An intrusion detection system (IDS) is a system that monitors network traffic for suspicious activity and issues alerts when such activity is discovered. The foundation of any intelligent IDS is a robust data set to provide examples from which the computer can learn.

Fraud Detection

Fraud detection refers to the detection of criminal activities occurring in commercial organizations such as banks, credit card companies, insurance agencies, cell phone companies or stock markets. The malicious users might be the actual customers of the organization or might be posing as a customer (also known as identity theft).

Recommender Systems

Recommender systems represent an approach to develop more personalized information systems with the aim of providing people and organizations with the right information at the right time.
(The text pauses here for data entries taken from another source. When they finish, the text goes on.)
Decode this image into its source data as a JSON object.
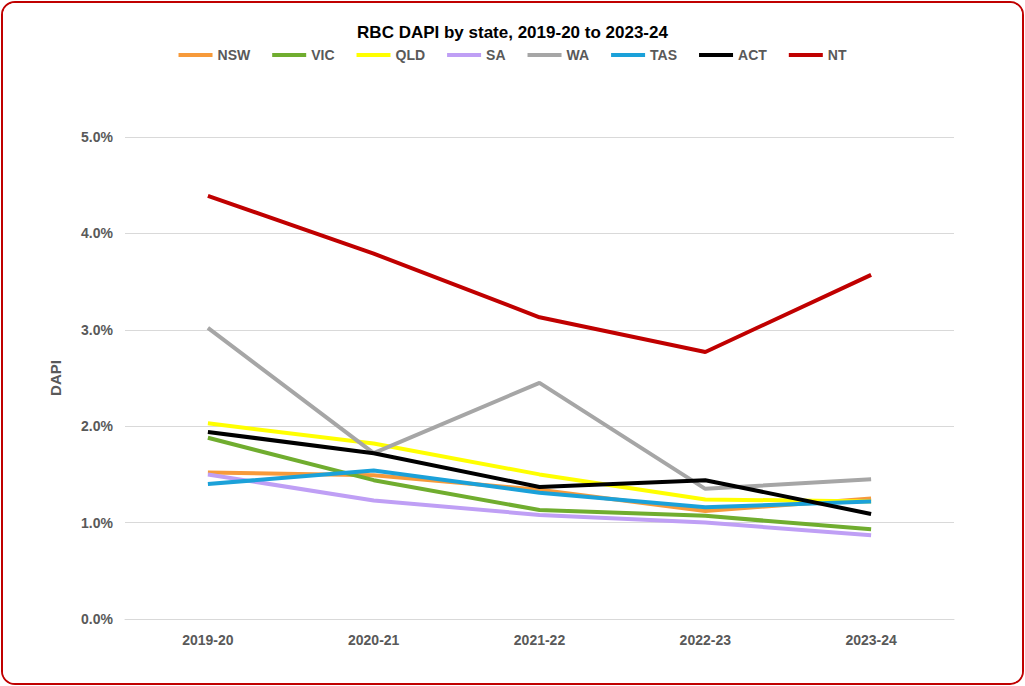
{
  "chart_data": {
    "type": "line",
    "title": "RBC DAPI by state, 2019-20 to 2023-24",
    "y_label": "DAPI",
    "categories": [
      "2019-20",
      "2020-21",
      "2021-22",
      "2022-23",
      "2023-24"
    ],
    "series": [
      {
        "name": "NSW",
        "color": "#f79a3a",
        "values": [
          1.52,
          1.49,
          1.34,
          1.12,
          1.25
        ]
      },
      {
        "name": "VIC",
        "color": "#70ad2f",
        "values": [
          1.88,
          1.44,
          1.13,
          1.07,
          0.93
        ]
      },
      {
        "name": "QLD",
        "color": "#ffff00",
        "values": [
          2.03,
          1.82,
          1.5,
          1.24,
          1.22
        ]
      },
      {
        "name": "SA",
        "color": "#bf9ff5",
        "values": [
          1.5,
          1.23,
          1.08,
          1.0,
          0.87
        ]
      },
      {
        "name": "WA",
        "color": "#a6a6a6",
        "values": [
          3.02,
          1.72,
          2.45,
          1.35,
          1.45
        ]
      },
      {
        "name": "TAS",
        "color": "#1ba1d9",
        "values": [
          1.4,
          1.54,
          1.31,
          1.16,
          1.22
        ]
      },
      {
        "name": "ACT",
        "color": "#000000",
        "values": [
          1.94,
          1.72,
          1.37,
          1.44,
          1.09
        ]
      },
      {
        "name": "NT",
        "color": "#c00000",
        "values": [
          4.39,
          3.79,
          3.13,
          2.77,
          3.57
        ]
      }
    ],
    "ylim": [
      0,
      5
    ],
    "yticks": [
      {
        "value": 0,
        "label": "0.0%"
      },
      {
        "value": 1,
        "label": "1.0%"
      },
      {
        "value": 2,
        "label": "2.0%"
      },
      {
        "value": 3,
        "label": "3.0%"
      },
      {
        "value": 4,
        "label": "4.0%"
      },
      {
        "value": 5,
        "label": "5.0%"
      }
    ],
    "grid": true,
    "legend": "top"
  }
}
Recommender systems have gained considerable traction online, for example, music recommendations by Spotify, film recommendations by Netflix or quotation creation in the sales department of companies.

Anomaly Detection

Anomaly detection (or outlier detection) performs the task of identifying rare items, events or observations which raise suspicions by differing significantly from the majority of the data. It is applicable in a variety of domains, such as intrusion detection (see above), fraud detection (see above), IoT malware detection (see below), fault detection, system health monitoring, event detection in sensor networks and detecting ecosystem disturbances.

IoT Malware Detection

Malware detection using machine learning can automatically identify malware from normal programs and has become increasingly important these days.